Multivariable models were constructed to identify donor characteristics associated with post-HTx mortality in each risk period including HTx recipients with ACHD or NCHD, followed by models of post-HTx mortality for only ACHD HTx recipients in each risk period. No donor characteristics were associated with early or intermediate mortality in ACHD. Donor prerecovery steroid use and meeting high-risk donor criteria according to the Centers for Disease Control and Prevention were associated with late mortality (HR 2.891 [95% CI 1.189-7.029, p=0.006]; and HR 2.612, [95% CI 1.327-5.142, p=0.006], respectively). Donor history of other drug use was associated with late survival (HR 0.46, 95% CI 0.248-0.850, p=0.013).
Analysis was also limited to patients with a final listing status of 1A given patients with ACHD listed as 1A experience longer waitlist times and worse waitlist outcomes. Candidate, recipient and donor characteristics were largely similar to the total cohort. Survival curves suggested a similar 3-period, time-dependent difference in mortality risk. Multivariable models did not identify any difference in donor-specific risk factors that were significantly associated with early, intermediate or late mortality.
Donor characteristics associated with waitlist time in ACHD patients listed as status 1A identified Epstein-Barr virus nuclear antigen negative donor, a donor without an alcohol use disorder, and a cytomegalovirus (CMV) negative donor as being associated with longer waitlist times.

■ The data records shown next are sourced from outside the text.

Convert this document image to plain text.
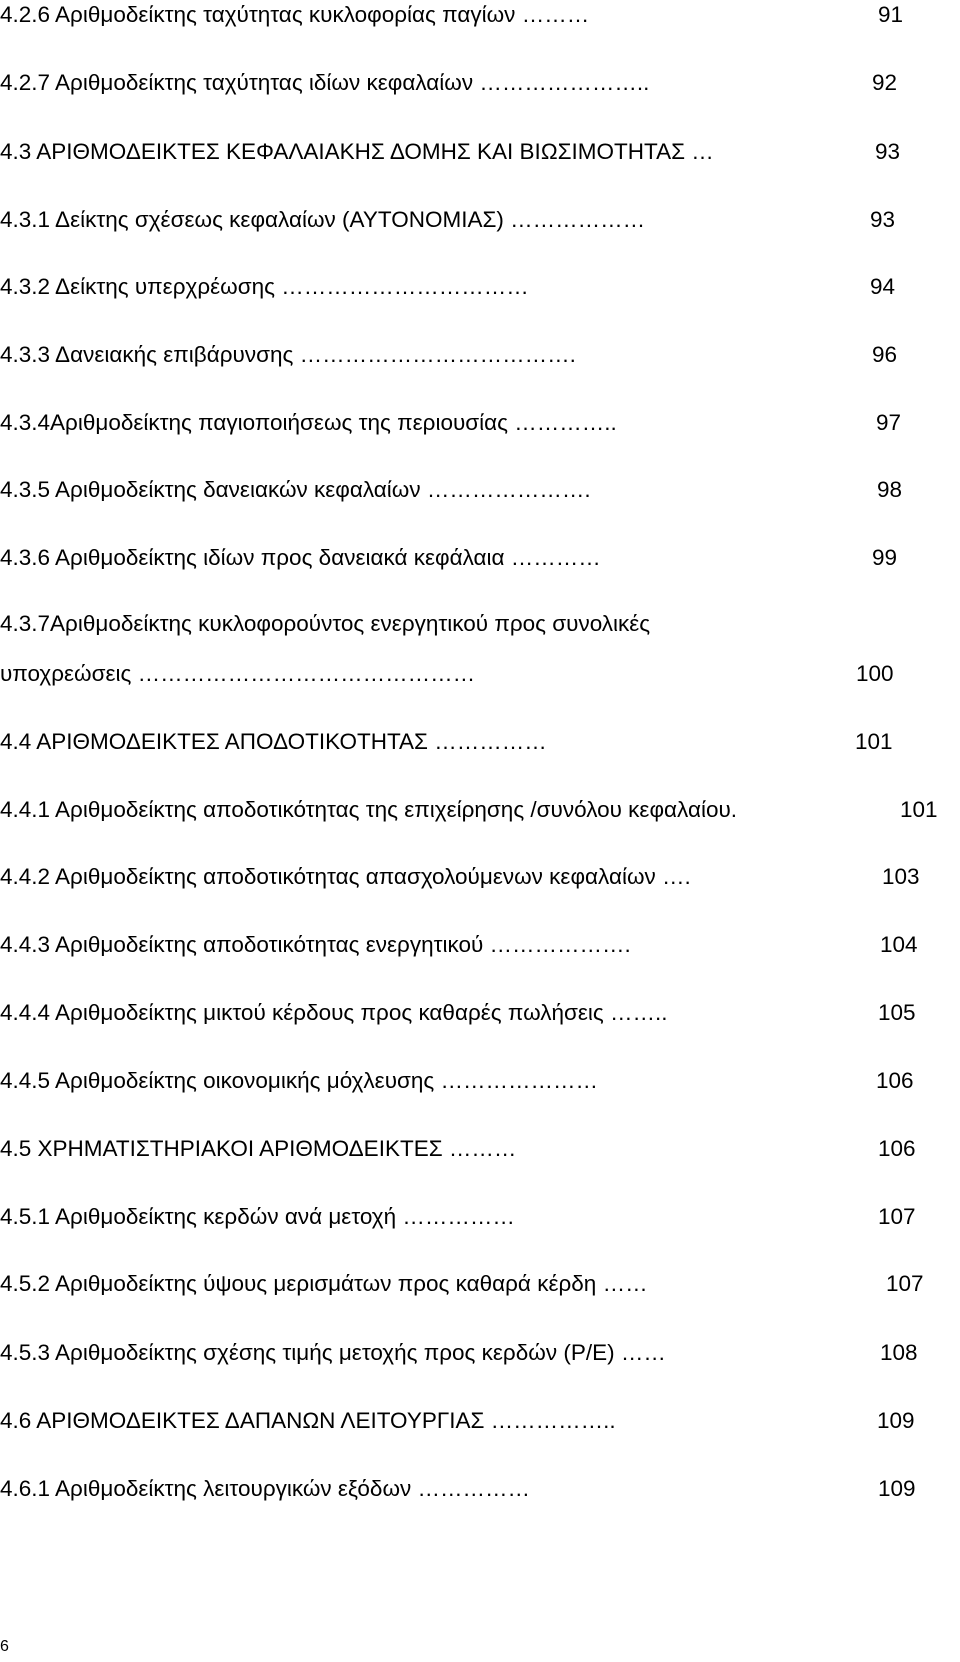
4.2.6 Αριθμοδείκτης ταχύτητας κυκλοφορίας παγίων ………	91
4.2.7 Αριθμοδείκτης ταχύτητας ιδίων κεφαλαίων …………………..	92
4.3 ΑΡΙΘΜΟΔΕΙΚΤΕΣ ΚΕΦΑΛΑΙΑΚΗΣ ΔΟΜΗΣ ΚΑΙ ΒΙΩΣΙΜΟΤΗΤΑΣ …	93
4.3.1 Δείκτης σχέσεως κεφαλαίων (ΑΥΤΟΝΟΜΙΑΣ) ………………	93
4.3.2 Δείκτης υπερχρέωσης ……………………………	94
4.3.3 Δανειακής επιβάρυνσης ……………………………….	96
4.3.4Αριθμοδείκτης παγιοποιήσεως της περιουσίας …………..	97
4.3.5 Αριθμοδείκτης δανειακών κεφαλαίων ………………….	98
4.3.6 Αριθμοδείκτης ιδίων προς δανειακά κεφάλαια …………	99
4.3.7Αριθμοδείκτης κυκλοφορούντος ενεργητικού προς συνολικές
υποχρεώσεις ………………………………………	100
4.4 ΑΡΙΘΜΟΔΕΙΚΤΕΣ ΑΠΟΔΟΤΙΚΟΤΗΤΑΣ ……………	101
4.4.1 Αριθμοδείκτης αποδοτικότητας της επιχείρησης /συνόλου κεφαλαίου.	101
4.4.2 Αριθμοδείκτης αποδοτικότητας απασχολούμενων κεφαλαίων ….	103
4.4.3 Αριθμοδείκτης αποδοτικότητας ενεργητικού ……………….	104
4.4.4 Αριθμοδείκτης μικτού κέρδους προς καθαρές πωλήσεις ……..	105
4.4.5 Αριθμοδείκτης οικονομικής μόχλευσης …………………	106
4.5 ΧΡΗΜΑΤΙΣΤΗΡΙΑΚΟΙ ΑΡΙΘΜΟΔΕΙΚΤΕΣ ………	106
4.5.1 Αριθμοδείκτης κερδών ανά μετοχή ……………	107
4.5.2 Αριθμοδείκτης ύψους μερισμάτων προς καθαρά κέρδη ……	107
4.5.3 Αριθμοδείκτης σχέσης τιμής μετοχής προς κερδών (P/E) ……	108
4.6 ΑΡΙΘΜΟΔΕΙΚΤΕΣ ΔΑΠΑΝΩΝ ΛΕΙΤΟΥΡΓΙΑΣ ……………..	109
4.6.1 Αριθμοδείκτης λειτουργικών εξόδων ……………	109
6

Interestingly, none of these three variables were significantly associated with mortality irrespective of listing status.
The authors conclude that the absence of donor characteristics associated with early or intermediate mortality, and minimal factors associated with late mortality, provide support against the need to create unique donor selection criteria in ACHD HTx candidates. The high early perioperative mortality in ACHD HTx recipients but superior long term survival mirrors that of other registry data, the latter thought to be due to lower comorbidity burden.
It should be noted that the retrospective nature of this study, missing data points and absence of congenital anatomy or prior congenital operations limit the statistical accuracy and strength of the data provided, although certainly shines a light on the potential for HTx teams to liberalise donor criteria.